Le Ruban Blanc, Michael Haneke
Commençons directement par un aveu: j'appréhendais le noir et blanc du tournage, craignant un manifeste intellectualiste à la Jean-Luc Godard, ou bien que l'austérité du scénario se renforce d'un étouffement de la lumière. Et puis le film a commencé et je n'y ai plus pensé. Les images sont lumineuses pour l'après-midi du bal champêtre, un baiser échangé dans une carriole, ou sombres parfois, bien sûr, mais d'une maîtrise impressionnante.
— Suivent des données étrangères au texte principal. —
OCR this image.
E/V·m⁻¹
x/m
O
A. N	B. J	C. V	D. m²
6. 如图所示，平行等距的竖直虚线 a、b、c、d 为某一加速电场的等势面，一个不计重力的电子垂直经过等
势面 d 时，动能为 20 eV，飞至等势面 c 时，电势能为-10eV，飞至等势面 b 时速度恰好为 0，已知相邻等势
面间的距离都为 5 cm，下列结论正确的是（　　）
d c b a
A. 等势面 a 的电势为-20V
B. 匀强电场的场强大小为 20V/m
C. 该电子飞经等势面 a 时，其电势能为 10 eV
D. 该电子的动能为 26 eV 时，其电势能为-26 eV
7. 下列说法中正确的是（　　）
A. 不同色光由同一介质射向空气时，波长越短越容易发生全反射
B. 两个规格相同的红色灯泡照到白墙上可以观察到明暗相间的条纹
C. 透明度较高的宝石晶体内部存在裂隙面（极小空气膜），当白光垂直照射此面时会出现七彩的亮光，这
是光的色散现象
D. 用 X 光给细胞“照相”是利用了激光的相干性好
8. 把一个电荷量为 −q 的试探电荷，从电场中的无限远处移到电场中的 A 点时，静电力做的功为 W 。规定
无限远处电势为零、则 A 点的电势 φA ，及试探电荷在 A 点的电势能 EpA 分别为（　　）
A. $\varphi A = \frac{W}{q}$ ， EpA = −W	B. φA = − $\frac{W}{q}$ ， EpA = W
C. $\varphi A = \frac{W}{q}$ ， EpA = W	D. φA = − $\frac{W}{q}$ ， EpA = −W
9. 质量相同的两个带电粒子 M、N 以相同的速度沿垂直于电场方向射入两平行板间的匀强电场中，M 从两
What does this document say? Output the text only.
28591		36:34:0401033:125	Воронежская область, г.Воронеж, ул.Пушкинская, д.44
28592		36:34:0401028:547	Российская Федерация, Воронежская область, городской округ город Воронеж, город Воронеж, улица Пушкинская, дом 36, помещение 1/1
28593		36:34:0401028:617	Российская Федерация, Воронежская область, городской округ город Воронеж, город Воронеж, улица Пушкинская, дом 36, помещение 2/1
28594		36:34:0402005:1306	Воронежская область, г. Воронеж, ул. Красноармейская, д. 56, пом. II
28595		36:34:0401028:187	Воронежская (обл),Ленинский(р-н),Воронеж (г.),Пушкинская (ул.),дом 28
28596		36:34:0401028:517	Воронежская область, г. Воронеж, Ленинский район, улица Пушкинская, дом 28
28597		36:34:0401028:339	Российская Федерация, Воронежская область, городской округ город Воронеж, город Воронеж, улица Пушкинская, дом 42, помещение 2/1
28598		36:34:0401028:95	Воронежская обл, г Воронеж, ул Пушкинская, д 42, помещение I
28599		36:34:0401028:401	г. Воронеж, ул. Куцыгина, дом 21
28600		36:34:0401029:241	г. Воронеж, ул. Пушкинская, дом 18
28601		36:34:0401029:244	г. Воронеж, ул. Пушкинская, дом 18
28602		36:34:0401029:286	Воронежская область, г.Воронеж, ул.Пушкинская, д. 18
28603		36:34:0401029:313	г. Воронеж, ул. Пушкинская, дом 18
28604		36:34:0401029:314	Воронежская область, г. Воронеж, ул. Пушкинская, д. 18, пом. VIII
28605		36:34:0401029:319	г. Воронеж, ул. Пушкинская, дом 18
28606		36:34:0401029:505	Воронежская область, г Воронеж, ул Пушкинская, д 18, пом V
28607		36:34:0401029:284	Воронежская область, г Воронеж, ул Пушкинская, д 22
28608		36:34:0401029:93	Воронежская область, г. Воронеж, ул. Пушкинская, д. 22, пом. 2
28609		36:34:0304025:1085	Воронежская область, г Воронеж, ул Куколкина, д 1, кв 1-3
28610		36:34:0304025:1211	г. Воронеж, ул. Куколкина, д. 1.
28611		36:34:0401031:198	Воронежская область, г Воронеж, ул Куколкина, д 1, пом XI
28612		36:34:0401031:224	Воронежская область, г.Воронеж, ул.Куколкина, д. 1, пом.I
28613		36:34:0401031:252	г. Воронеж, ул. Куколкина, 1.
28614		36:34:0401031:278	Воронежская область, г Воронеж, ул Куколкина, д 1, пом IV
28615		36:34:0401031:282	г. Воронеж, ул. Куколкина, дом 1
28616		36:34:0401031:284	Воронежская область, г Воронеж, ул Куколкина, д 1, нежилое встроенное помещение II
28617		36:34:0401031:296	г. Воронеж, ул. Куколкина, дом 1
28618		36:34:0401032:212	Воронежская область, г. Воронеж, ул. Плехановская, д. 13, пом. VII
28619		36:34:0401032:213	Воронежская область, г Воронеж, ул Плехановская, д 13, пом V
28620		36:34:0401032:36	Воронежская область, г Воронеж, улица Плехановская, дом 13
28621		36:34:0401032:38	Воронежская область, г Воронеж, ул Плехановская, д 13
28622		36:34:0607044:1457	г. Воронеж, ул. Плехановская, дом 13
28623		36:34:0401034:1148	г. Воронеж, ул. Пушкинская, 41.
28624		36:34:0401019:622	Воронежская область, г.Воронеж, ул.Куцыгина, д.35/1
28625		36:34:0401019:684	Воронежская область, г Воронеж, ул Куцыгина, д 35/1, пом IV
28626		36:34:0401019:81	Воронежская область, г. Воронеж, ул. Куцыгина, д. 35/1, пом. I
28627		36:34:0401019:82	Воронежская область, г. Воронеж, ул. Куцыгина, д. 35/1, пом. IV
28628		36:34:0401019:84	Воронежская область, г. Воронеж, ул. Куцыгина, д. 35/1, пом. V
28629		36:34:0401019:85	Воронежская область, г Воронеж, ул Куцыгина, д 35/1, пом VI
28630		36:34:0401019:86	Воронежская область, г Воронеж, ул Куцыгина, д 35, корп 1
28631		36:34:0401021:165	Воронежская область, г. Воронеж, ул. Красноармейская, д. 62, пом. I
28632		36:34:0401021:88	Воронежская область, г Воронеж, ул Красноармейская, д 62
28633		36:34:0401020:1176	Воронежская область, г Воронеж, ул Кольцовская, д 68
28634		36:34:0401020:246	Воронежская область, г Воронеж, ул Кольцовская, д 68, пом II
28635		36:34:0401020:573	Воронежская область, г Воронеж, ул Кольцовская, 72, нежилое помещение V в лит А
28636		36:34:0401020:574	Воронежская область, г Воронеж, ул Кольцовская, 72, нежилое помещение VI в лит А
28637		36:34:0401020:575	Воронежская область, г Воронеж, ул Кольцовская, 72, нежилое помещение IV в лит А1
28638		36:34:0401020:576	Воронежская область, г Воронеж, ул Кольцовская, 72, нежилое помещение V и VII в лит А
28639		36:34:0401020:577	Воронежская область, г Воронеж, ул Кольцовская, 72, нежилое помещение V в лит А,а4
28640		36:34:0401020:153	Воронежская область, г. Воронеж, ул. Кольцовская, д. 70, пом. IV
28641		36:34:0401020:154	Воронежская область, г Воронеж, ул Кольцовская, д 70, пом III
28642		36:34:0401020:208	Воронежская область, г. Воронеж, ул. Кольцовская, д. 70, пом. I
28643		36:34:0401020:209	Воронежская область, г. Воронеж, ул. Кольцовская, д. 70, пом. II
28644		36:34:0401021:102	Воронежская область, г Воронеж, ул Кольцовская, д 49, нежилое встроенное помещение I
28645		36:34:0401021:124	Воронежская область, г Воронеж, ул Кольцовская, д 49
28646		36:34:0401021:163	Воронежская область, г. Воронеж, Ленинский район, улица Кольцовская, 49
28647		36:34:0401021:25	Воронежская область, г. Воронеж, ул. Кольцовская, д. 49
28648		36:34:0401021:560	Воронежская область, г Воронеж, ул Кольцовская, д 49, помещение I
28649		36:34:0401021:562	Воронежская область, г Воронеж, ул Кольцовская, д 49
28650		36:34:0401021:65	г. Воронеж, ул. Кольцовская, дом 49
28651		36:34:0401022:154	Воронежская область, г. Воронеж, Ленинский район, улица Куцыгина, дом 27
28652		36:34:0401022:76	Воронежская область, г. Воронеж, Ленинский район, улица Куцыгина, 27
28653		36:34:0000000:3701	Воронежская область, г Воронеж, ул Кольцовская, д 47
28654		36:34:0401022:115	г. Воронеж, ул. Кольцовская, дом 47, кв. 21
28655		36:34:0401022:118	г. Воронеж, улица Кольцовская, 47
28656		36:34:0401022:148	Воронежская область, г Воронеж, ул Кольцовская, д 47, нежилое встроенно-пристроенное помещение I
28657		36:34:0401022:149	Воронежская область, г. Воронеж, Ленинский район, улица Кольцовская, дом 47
On s'attarde notamment sur les visages, filmés en gros plan fixe, comme pour les mettre à nu, et parfois impitoyablement.
L'intrigue du film est oppressante. L'amour y a si peu de place que son rayonnement subit révèle tout à coup la noirceur, la mesquinerie, la lâcheté là où, une minute auparavant, n'apparaissait que le simple quotidien d'un petit village industrieux.
Petit à petit apparait le réseau des tensions qui enserrent les villageois: la religion, incarnée par le pasteur, le chantage économique par lequel le Baron tient son monde, le manque d'instruction qui réduit au silence le fils du paysan qui voudrait venger sa mère et n'arrive pas à articuler sa colère, tandis que le père ne sait que frapper le fils et retourne finalement sa violence contre lui-même. Des rapports de force fondés sur la loi du mâle et du père où chacun écrase qui il peut.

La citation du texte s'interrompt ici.